Source:
https://scmp.com/article/438740/theres-dough-and-theres-dough

There's dough and there's dough

I have an admission to make: I make my own bread. Farmhouse white, crusty wholemeal, feta and thyme - you name it, I bake it. In my grandmother's time, this would have been something to be proud of, a skill possessed by any wife and mother worth her salt. But my mother's generation, the bra-burning trailblazers who opened so many doors for women, are surely throwing up their hands in despair at the current fashion for all things home-bound.

How dare I and my contemporaries harbour desires to make the perfect pavlova when we should be bashing a path to the top of our high-flying careers of choice?

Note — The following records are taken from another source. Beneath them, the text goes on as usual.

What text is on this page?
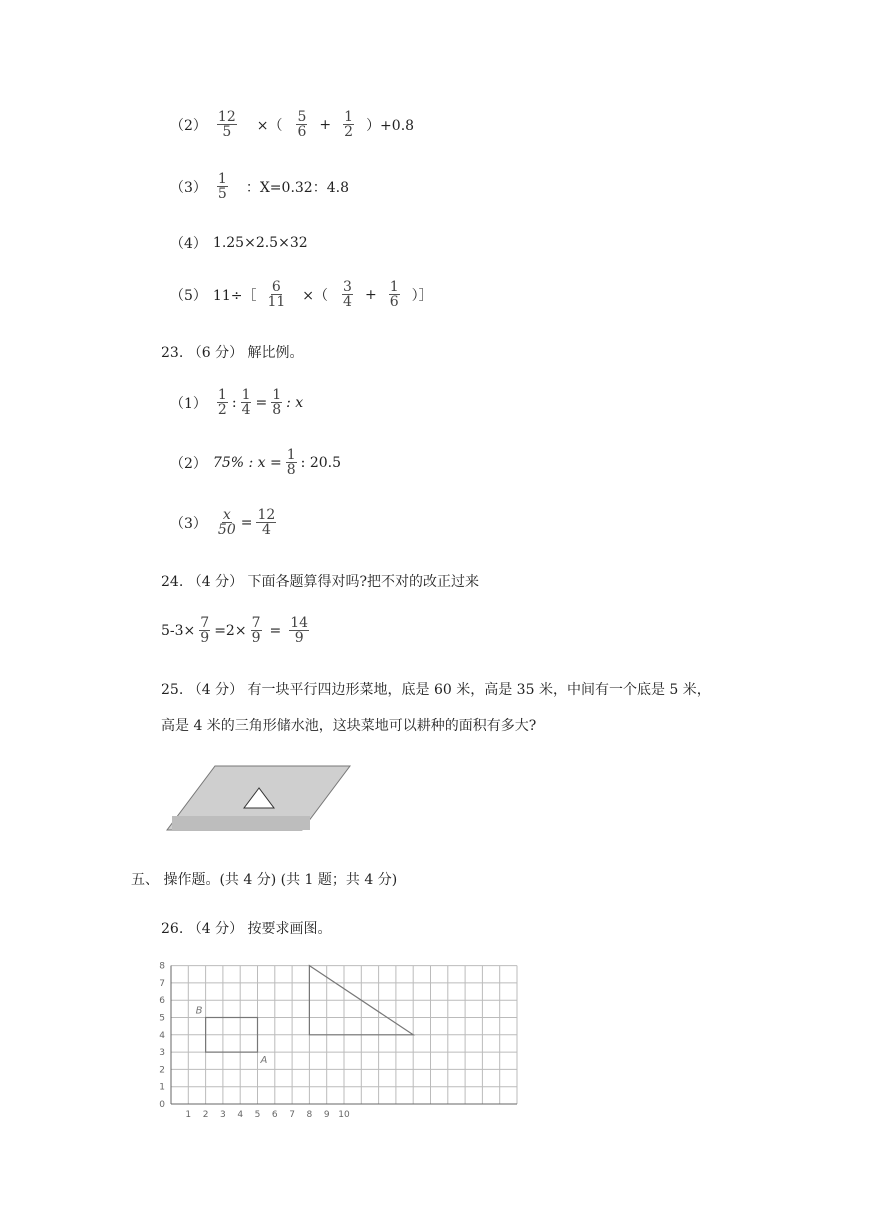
$(2) \frac{12}{5}$ ×（ $\frac{5}{6} + \frac{1}{2} )+0.8$
$(3) \frac{1}{5}$ ：X=0.32：4.8
（4） 1.25×2.5×32
（5） 11÷［ $\frac{6}{11}$ ×（ $\frac{3}{4} + \frac{1}{6}$ ）］
23. （6 分） 解比例。
$(1) \frac{1}{2}$ : $\frac{1}{4} = \frac{1}{8}$ : x
（2） 75% : $x = \frac{1}{8}$ : 20.5
$(3) \frac{x}{50} = \frac{12}{4}$
24. （4 分） 下面各题算得对吗?把不对的改正过来
$5-3\times \frac{7}{9} =2\times \frac{7}{9} = \frac{14}{9}$
25. （4 分） 有一块平行四边形菜地，底是 60 米，高是 35 米，中间有一个底是 5 米，
高是 4 米的三角形储水池，这块菜地可以耕种的面积有多大?
五、 操作题。(共 4 分) (共 1 题；共 4 分)
26. （4 分） 按要求画图。
1 2 3 4 5 6 7 8 9 10
0
1
2
3
4
5
6
7
8
B
A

A few years ago I would have been reluctant to admit how easily I had abandoned my career in favour of life as a housewife, but I'm starting to realise I'm not alone. Thanks in no small part to Nigella Lawson, we are starting to see cooking as a form of relaxation, as well as a hobby to be practised and perfected. There are some who take the domestic goddess crusade to the next level and even claim to enjoy housework, but then it takes all types, I suppose.

For me, there is something rather retro-glamorous about kneading dough on a wooden block in my kitchen even if I have to block out the screams of my children while I enjoy my little daydream. I always feel as though I should be wearing a pinny with a flowery print and listening to the wireless. I do wonder, though, if I'll wake up one day in a cold sweat and think where the years have gone while I've been striving for the perfect souffle. My brain will be rotten from lack of use, my office skills hopelessly out of date. I'll be unemployable - unless, of course, I find a company that needs someone to bake them some flapjacks for afternoon tea.

It's true that women want to have their cake and eat it. After all, what's the point of cake unless you can eat it? Why can't we hold down a demanding job and be a competent housewife, adoring mother and devoted wife?